Alfie came to the world’s attention when the hospital — unable to secure the permission of the parents to remove him from the ventilator and feeding tubes — sought a court’s permission to do so. Eventually, Pope Francis was drawn into the case, as well as the Italian government, the English bishops and scores of advocates and activists. 

Permission was sought, but denied, to bring Alfie to a Vatican hospital. While the doctors of Bambino Gesu did not deny the conclusions of the Alder Hey doctors, the hospital was offering to provide ongoing care for what the British call a “semi-vegetative state.”

By the time Alfie died, after his ventilator was removed April 23, an extraordinary amount of medical and legal effort had been made on his behalf. There was an extraordinary amount of polemics as well.
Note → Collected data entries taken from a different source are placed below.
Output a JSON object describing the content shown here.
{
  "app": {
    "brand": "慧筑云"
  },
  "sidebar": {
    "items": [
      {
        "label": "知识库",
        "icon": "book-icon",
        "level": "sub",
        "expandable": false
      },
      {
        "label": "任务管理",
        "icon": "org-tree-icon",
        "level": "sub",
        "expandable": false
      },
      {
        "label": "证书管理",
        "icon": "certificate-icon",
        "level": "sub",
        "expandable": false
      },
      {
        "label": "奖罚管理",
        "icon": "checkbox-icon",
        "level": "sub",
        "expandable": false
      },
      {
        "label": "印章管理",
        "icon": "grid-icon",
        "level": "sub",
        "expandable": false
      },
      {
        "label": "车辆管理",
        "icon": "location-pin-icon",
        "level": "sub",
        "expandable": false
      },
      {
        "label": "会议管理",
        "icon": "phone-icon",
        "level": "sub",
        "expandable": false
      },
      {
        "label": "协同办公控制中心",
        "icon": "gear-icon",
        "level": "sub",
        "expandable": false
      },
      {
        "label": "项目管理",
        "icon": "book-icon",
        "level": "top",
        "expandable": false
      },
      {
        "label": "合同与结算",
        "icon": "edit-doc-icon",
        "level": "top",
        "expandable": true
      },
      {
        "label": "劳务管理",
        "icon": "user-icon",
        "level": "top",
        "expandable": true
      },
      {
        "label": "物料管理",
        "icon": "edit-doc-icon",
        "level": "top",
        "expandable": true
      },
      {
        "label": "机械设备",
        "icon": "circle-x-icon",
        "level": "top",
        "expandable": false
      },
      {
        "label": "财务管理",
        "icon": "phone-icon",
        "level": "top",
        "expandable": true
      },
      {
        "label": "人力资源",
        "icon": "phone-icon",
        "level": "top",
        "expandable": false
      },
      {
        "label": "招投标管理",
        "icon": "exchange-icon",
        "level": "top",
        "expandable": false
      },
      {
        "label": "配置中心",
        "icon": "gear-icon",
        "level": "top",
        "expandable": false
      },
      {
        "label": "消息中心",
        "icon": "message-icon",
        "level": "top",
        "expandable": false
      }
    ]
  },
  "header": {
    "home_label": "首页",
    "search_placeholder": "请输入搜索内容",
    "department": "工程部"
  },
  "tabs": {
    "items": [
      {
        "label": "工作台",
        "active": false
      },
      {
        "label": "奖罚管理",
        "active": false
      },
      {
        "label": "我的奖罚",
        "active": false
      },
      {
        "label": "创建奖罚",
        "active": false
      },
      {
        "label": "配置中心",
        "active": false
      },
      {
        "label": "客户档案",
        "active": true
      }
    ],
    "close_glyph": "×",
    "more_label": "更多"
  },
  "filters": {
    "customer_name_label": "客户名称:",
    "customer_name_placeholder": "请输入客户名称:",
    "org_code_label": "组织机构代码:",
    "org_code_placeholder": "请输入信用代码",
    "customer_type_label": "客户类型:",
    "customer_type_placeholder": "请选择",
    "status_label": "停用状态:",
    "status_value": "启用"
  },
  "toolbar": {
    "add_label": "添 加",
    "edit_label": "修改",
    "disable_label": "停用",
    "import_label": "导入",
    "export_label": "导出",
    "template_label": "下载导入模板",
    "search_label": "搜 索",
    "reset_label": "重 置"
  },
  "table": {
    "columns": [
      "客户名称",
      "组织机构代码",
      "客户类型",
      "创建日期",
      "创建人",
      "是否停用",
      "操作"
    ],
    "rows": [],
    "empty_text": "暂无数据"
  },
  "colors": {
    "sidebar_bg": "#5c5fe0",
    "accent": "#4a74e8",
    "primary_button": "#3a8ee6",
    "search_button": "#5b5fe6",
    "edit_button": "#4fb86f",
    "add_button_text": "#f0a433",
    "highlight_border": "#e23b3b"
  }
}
For those debating what course of action was most appropriate, a major point of division concerns parental rights and their limits. Those defending the actions of the hospital point to the almost unanimous conclusion of the medical professionals that the situation was hopeless, and to a legal system that recognizes there are limits to parental rights, such as mandating life-saving treatment for a child even when a family says it violates their beliefs.

While health care professionals felt that everything possible had been done and that there was no possibility of a change for the better, the Evans family and others rejected the certainty of the medical professionals that all hope was lost. Because the Italian hospital was an alternative, they felt that the family should have had the last word.

As technology improves, the ability to keep human beings alive longer and longer will make additional cases like Alfie’s inevitable. On a human level, parents are willing to go to great lengths to defend their children. They know that doctors do not always make the right predictions, and they hope for a future cure.

At issue are weighty matters regarding human dignity and a natural death, the allocation of resources and the role of the state. The Catholic Church offers valuable guidance, though even it is not capable of resolving every debate.

An unfortunate aspect of the controversy was the inflammatory polemics that accompanied it. Death threats against the doctors, exaggerated political rhetoric and the vilification of anyone who held a contrary view were all common as the debate progressed.

These momentous issues are not going away. Catholics must engage in these debates with intellectual vigor, but with humility as well. Those of us who have so often had our arguments misrepresented, distorted or taken out of context in the abortion debates must take care not to succumb to the same temptation when debating what to do when the next Alfie comes along. 

Erlandson is director and editor-in-chief of Catholic News Service.